Filing for bankruptcy relief puts an automatic stay into effect. This stay prevents collection activity against the debtor. How long the stay continues in effect depends on the type of bankruptcy case filed. There are two common types of consumer bankruptcy cases. In Chapter 7 cases the stay continues until the debtor receives a discharge, the case is dismissed, or the court lifts the stay after a motion by the creditor. The discharge occurs about four months after the case is filed. Once the judge signs the discharge order, most debts are eliminated, so even though the stay lifts the debtor is permanently shielded from liability for debts discharged in the bankruptcy case, which means they cannot be sued for collection of the discharged debt.
Chapter 13 bankruptcy cases last three to five years.

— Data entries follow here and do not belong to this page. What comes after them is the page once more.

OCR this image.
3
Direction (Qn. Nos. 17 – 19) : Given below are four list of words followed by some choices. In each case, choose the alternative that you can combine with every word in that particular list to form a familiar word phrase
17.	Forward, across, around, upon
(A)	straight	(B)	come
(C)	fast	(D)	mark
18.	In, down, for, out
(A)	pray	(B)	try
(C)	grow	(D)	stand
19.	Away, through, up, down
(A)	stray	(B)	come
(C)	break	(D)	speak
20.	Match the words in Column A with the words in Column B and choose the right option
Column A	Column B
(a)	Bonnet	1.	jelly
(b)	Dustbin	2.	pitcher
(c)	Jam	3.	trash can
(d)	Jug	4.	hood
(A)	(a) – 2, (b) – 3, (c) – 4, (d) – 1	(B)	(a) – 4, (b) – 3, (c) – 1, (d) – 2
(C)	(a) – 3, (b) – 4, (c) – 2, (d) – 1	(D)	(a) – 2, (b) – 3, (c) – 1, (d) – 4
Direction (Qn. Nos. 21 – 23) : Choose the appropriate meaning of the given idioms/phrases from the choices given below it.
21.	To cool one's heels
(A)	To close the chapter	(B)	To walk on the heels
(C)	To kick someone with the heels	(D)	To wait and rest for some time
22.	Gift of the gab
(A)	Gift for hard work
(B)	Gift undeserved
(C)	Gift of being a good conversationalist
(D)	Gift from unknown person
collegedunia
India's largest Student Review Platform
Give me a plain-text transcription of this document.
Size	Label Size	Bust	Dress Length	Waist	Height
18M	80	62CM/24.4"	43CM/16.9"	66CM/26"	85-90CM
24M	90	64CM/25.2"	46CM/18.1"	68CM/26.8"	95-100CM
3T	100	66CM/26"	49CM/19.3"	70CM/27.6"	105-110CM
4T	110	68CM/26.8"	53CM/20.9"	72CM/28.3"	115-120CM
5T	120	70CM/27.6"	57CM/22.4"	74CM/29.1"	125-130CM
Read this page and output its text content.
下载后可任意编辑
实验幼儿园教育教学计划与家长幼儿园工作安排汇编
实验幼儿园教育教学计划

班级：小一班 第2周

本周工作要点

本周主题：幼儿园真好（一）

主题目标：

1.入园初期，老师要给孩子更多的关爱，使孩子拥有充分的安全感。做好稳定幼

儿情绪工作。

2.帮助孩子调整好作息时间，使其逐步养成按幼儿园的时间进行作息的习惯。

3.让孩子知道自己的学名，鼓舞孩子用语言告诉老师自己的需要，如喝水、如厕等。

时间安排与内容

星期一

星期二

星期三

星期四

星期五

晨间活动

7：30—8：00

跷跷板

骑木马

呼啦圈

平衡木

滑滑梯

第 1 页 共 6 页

During the pendency of the bankruptcy case an automatic stay is in effect that prevents collection of the debt. This means that if a lawsuit was filed before the bankruptcy case was filed, then it will stop after the bankruptcy case begins. Debt collectors will generally nonsuit the lawsuit once the bankruptcy case is filed. Nonsuiting basically ends the lawsuit. However, if the bankruptcy case ends before discharge, the plaintiff will be able to file a new lawsuit. In addition, filing bankruptcy tolls the statute of limitations, which means that the debtor may not be able to use the limitations period as a defense to the lawsuit.
In some instances the bankruptcy court may allow a lawsuit to continue even though the stay is in effect. The most common reason for allowing litigation to continue is when the plaintiff asks permission from the bankruptcy court to continue litigation in order to collect from insurance proceeds. If the judgment resulting from a lawsuit will not be collected from the debtor then bankruptcy courts will often allow the lawsuit to continue in order to determine liability.